Für die meisten Anwender wird wahrscheinlich der zukünftige Wegfall des SharePoint Designers das größte Ärgernis sein. Aus Sicht von Microsoft ist es jedoch nachvollziehbar, dieses Werkzeug zu entfernen. Der SharePoint Designer ermöglicht zu viele direkte Zugriffe auf SharePoint-Daten. Verkehrt oder nicht mit Bedacht angewendet, kann er schnell zu problemhaften SharePoint-Zuständen führen. Aber Microsoft wird sicherstellen, dass der SharePoint Designer 2013 für den Rest des Clientunterstützungslebenszyklus (2026) zusammen mit SharePoint Server 2019 funktioniert. Über diesen Zeitraum hinaus wird der SharePoint Designer 2013 jedoch nicht mehr unterstützt werden. Zu den entfernten Features zählen die folgenden:

  • codebasierte Sandkastenlösungen
  • Digest-Authentifizierung
  • automatischer Modus für eingehende E-Mails
  • Mehrmandantenfähigkeit
  • PowerPivot-Katalog und -Aktualisierung
  • Visio Services – Silverlight-basiertes Rendering

Entwickler müssen an dieser Stelle wieder den Wegfall der codebasierten Sandkastenlösungen beachten.

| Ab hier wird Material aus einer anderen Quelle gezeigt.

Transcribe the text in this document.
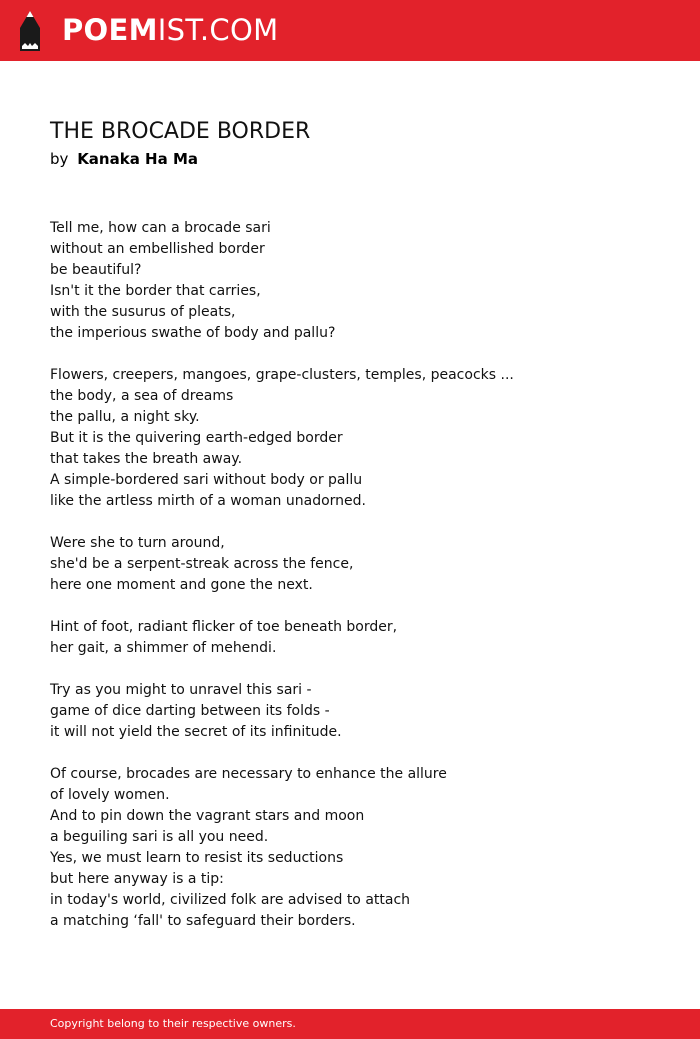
POEMIST.COM
THE BROCADE BORDER
by Kanaka Ha Ma
Tell me, how can a brocade sari
without an embellished border
be beautiful?
Isn't it the border that carries,
with the susurus of pleats,
the imperious swathe of body and pallu?
Flowers, creepers, mangoes, grape-clusters, temples, peacocks ...
the body, a sea of dreams
the pallu, a night sky.
But it is the quivering earth-edged border
that takes the breath away.
A simple-bordered sari without body or pallu
like the artless mirth of a woman unadorned.
Were she to turn around,
she'd be a serpent-streak across the fence,
here one moment and gone the next.
Hint of foot, radiant flicker of toe beneath border,
her gait, a shimmer of mehendi.
Try as you might to unravel this sari -
game of dice darting between its folds -
it will not yield the secret of its infinitude.
Of course, brocades are necessary to enhance the allure
of lovely women.
And to pin down the vagrant stars and moon
a beguiling sari is all you need.
Yes, we must learn to resist its seductions
but here anyway is a tip:
in today's world, civilized folk are advised to attach
a matching ‘fall' to safeguard their borders.
Copyright belong to their respective owners.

In früheren Versionen konnten fehlende serverseitige Funktionen über sogenannte Full-Trust Proxy-Module für eigene Lösungen bereitgestellt werden. Ebenso konnte ein freigegebener Ausschnitt an SharePoint-API-Methoden verwendet werden. Diese Möglichkeiten wurden nun mit SharePoint 2019 eingestellt. Nun erlauben die Sandkastenlösungen es überhaupt nicht mehr, eigenen Code einzuführen. Die Umsetzung von rein deklarativen Sandkastenlösungen ist aber weiterhin möglich. Enthalten Sandkastenlösungen jedoch eigenen Code, werden sie blockiert. Diese Beschränkung ist bei SharePoint Online bereits seit ca. 2 Jahren aktiv. Weitere Informationen zu veralteten und entfernten Funktionalitäten sind in der Dokumentation zu finden.

Fazit

Der SharePoint Server 2019 bringt nun viele Funktionen, die schon in der Cloud-Version verfügbar waren, in das lokale Netzwerk. Da SharePoint 2019 auf der Codebasis von SharePoint Online aufsetzt, ist das auch verständlich. Durch die einheitliche Codebasis reduziert sich auch der Aufwand für die Bereitstellung einer On-Premises-Version. Daher kann davon ausgegangen werden, dass es (demnächst?) noch ein On-Premises-Release von SharePoint geben wird. In der nächsten Ausgabe dieser Kolumne widmen wir uns wieder speziellen Entwicklerthemen, nämlich der Installation und Konfiguration einer Entwicklungsumgebung für – natürlich – SharePoint 2019.